Figure 1. UMAPs depicting single-cell transcriptomes of CD8+ (a) and CD4+ (e) CAR T cells colored by cell cluster. Inset depicts distribution of transcriptomes across timepoints. Violin plots depicting normalized expression levels of key genes and proteins for annotating and phenotyping CD8+ (b) and CD4+ (f) CAR T cells. Stacked bar graphs depicting proportions of each CD8+ (c) and CD4+ (g) CAR T-cell phenotype at different timepoints.

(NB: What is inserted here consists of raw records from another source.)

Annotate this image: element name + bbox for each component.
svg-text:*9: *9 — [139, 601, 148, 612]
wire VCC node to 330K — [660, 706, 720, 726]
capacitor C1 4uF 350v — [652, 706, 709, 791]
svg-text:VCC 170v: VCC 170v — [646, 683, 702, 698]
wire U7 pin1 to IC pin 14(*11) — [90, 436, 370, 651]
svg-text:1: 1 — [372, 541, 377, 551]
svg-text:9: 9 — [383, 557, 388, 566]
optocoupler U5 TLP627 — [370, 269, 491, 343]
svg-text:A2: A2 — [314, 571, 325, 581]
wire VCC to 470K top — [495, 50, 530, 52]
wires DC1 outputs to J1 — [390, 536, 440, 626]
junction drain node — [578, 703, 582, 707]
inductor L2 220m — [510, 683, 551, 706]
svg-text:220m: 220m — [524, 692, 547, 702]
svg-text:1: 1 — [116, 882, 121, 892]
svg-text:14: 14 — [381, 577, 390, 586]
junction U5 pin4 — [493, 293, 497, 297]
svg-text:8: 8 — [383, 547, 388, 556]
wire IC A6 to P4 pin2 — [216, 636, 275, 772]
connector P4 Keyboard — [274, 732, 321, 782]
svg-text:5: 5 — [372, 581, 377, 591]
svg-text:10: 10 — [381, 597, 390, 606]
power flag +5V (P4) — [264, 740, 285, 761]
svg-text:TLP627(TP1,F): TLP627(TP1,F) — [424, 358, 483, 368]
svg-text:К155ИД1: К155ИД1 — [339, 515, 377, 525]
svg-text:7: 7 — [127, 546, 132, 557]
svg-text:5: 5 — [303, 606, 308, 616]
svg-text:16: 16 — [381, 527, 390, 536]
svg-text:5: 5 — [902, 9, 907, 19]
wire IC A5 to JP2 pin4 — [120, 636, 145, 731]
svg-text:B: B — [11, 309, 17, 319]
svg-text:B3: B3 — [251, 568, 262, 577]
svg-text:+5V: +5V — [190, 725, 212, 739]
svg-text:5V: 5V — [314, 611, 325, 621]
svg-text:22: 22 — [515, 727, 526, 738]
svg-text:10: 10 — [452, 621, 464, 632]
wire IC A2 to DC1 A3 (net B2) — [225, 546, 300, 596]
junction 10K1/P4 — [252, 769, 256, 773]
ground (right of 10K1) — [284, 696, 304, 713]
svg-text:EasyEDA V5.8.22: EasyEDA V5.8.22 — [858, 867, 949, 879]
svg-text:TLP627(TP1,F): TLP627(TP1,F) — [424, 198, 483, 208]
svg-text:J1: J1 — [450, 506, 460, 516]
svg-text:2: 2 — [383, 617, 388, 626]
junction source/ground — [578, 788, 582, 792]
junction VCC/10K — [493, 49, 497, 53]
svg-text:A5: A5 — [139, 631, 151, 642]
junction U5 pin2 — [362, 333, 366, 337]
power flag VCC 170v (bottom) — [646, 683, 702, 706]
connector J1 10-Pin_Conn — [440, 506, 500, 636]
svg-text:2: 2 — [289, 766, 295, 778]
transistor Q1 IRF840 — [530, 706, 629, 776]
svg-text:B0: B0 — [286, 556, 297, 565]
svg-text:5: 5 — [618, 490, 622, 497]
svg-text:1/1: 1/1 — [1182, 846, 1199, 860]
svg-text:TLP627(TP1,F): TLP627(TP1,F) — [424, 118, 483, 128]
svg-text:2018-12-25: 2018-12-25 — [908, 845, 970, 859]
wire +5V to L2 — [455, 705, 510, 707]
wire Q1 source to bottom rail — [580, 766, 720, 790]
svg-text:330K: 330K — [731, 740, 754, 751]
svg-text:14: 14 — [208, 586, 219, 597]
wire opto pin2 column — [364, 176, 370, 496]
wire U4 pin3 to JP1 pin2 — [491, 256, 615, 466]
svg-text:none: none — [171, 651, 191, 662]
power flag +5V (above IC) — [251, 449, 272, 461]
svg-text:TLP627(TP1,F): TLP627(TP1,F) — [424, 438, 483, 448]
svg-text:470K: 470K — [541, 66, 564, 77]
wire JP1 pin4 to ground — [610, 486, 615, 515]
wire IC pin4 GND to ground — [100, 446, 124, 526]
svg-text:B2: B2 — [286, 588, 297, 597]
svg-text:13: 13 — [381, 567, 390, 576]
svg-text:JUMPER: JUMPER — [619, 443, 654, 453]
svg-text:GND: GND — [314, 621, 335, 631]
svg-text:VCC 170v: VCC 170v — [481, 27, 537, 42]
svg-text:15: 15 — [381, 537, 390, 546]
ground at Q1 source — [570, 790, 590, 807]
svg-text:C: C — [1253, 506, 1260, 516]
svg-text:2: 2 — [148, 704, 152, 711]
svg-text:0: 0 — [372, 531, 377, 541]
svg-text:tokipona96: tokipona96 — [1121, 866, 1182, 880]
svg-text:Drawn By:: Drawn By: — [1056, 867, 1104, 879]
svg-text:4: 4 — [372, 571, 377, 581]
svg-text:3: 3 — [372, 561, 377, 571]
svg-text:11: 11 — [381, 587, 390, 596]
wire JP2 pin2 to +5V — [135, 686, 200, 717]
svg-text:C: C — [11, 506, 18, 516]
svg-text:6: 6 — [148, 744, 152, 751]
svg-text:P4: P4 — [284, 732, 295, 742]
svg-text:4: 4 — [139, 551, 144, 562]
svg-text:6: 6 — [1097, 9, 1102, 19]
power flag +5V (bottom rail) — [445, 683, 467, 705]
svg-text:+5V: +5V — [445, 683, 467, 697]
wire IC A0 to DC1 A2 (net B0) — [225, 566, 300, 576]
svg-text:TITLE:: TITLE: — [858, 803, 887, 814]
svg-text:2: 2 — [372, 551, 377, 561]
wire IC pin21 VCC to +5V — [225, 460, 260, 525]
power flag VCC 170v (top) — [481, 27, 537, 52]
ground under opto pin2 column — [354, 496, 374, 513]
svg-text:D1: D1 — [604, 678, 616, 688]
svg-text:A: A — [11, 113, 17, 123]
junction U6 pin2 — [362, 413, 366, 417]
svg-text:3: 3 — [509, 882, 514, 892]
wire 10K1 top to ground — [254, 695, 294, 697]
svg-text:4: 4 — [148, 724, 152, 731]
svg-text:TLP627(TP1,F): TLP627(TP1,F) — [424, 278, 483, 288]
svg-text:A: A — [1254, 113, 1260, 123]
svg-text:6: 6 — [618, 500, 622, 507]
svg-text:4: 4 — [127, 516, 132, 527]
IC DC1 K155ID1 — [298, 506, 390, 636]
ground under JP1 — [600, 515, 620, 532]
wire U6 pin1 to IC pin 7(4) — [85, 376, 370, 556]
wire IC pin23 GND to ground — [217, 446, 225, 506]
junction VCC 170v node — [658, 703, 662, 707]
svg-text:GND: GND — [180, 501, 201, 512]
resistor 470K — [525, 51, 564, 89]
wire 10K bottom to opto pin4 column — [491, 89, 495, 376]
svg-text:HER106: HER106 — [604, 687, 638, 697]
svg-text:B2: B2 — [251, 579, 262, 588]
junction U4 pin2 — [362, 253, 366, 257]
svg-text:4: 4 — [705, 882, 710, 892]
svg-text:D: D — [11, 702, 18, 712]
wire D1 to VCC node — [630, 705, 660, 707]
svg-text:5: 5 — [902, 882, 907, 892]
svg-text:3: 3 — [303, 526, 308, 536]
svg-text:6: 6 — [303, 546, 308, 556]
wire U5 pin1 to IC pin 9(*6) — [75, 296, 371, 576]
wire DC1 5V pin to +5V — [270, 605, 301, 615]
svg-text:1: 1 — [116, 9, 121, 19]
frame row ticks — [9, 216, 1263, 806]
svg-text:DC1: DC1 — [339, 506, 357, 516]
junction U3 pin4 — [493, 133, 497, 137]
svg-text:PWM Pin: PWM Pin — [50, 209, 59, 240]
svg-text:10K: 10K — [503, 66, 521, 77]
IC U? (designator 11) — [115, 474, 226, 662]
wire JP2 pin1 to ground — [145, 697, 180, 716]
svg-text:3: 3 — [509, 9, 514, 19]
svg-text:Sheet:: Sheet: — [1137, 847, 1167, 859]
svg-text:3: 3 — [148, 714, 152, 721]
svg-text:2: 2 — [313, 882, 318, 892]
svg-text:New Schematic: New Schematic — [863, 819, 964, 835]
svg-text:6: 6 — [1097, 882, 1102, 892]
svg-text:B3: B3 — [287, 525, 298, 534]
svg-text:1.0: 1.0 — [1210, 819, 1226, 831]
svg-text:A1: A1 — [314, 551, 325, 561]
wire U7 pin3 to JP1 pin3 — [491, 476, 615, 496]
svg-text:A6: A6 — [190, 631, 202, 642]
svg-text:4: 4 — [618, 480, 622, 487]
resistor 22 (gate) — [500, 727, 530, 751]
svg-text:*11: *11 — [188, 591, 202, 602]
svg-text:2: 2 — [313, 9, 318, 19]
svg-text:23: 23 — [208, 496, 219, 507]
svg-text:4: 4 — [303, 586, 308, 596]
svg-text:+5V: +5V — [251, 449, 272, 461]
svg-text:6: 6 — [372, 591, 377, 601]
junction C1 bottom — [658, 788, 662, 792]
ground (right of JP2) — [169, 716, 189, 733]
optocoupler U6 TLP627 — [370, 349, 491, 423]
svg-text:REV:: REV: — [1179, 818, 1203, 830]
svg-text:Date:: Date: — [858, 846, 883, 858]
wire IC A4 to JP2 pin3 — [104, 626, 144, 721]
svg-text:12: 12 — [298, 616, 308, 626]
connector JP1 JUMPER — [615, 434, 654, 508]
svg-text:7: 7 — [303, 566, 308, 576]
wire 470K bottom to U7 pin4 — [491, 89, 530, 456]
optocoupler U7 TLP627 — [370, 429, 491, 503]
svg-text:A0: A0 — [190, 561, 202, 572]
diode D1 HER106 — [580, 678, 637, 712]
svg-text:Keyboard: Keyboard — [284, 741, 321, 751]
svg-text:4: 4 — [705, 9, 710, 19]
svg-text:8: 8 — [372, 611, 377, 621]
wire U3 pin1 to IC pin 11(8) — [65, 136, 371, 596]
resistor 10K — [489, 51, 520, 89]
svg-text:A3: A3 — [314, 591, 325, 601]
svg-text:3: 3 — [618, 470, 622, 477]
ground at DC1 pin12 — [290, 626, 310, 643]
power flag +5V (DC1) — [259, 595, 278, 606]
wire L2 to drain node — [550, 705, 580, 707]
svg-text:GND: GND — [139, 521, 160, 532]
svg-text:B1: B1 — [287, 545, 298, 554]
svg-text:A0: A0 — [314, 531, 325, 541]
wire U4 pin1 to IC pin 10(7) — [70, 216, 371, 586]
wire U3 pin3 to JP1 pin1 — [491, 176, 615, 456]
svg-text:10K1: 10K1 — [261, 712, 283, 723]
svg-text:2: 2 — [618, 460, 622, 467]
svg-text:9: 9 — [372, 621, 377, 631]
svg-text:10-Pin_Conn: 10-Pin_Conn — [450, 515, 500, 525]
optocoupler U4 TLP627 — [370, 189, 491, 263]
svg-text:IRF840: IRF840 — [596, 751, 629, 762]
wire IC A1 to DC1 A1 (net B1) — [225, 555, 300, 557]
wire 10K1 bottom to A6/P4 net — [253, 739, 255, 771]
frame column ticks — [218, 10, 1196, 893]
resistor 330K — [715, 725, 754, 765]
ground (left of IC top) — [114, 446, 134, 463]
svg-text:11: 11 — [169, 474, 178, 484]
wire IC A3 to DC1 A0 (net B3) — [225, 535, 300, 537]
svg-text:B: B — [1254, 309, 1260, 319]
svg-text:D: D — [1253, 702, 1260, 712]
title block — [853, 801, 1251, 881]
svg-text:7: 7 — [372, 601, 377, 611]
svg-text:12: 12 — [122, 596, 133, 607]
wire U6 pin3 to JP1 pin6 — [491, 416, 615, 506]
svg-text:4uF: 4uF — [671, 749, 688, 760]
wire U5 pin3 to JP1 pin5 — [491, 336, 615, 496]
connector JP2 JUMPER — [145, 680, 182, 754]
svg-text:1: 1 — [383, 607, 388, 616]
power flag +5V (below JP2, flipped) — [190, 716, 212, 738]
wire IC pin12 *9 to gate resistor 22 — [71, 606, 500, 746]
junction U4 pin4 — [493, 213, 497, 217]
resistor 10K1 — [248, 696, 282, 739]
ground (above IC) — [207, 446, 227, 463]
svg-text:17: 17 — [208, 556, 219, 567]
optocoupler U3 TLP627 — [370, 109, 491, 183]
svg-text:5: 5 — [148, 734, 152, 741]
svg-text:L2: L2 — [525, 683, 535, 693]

Identification of clonal signatures in nonmalignant B and tumor cells in T-prolymphocytic leukemia

Hesselager et al. utilized the Mission Bio Tapestri platform and our TotalSeq-D Heme Oncology Cocktail to profile pathogenic mutations and clonal dynamics in longitudinal bone marrow and peripheral blood samples from patients diagnosed with T cell prolymphocytic leukemia (T-PLL) in this Blood Neoplasia article.² Targeted amplicon panels confirmed the presence of driver mutations in genes involved in regulating clonal hematopoiesis such as ATM, STAT5B, JAK3, and EZH2, and by integrating cell surface protein data, Hesselager et al. was able to identify nonmalignant B cells within a subset of patients that shared the same pathogenic mutations as malignant T-PLL cells. The shared mutations suggest that the populations derived from the same progenitor clone (Figure 2) and may be an important clue in unraveling the pathogenesis of T-PLL. 

1. Cao, Guoshuai, et al. “Two-Stage CD8+ CAR T-Cell Differentiation in Patients with Large B-Cell Lymphoma.” Nature Communications, vol. 16, no. 1, 2025, p. 4205, Nature.
2. Hesselager, Caroline, et al. “Single-Cell Sequencing Reveals Shared Clonal Signatures in Nonmalignant B and Tumor Cells in T-Prolymphocytic Leukemia.” Blood Neoplasia, vol. 2, no. 2, Mar. 2025, p. 100076, Science Direct.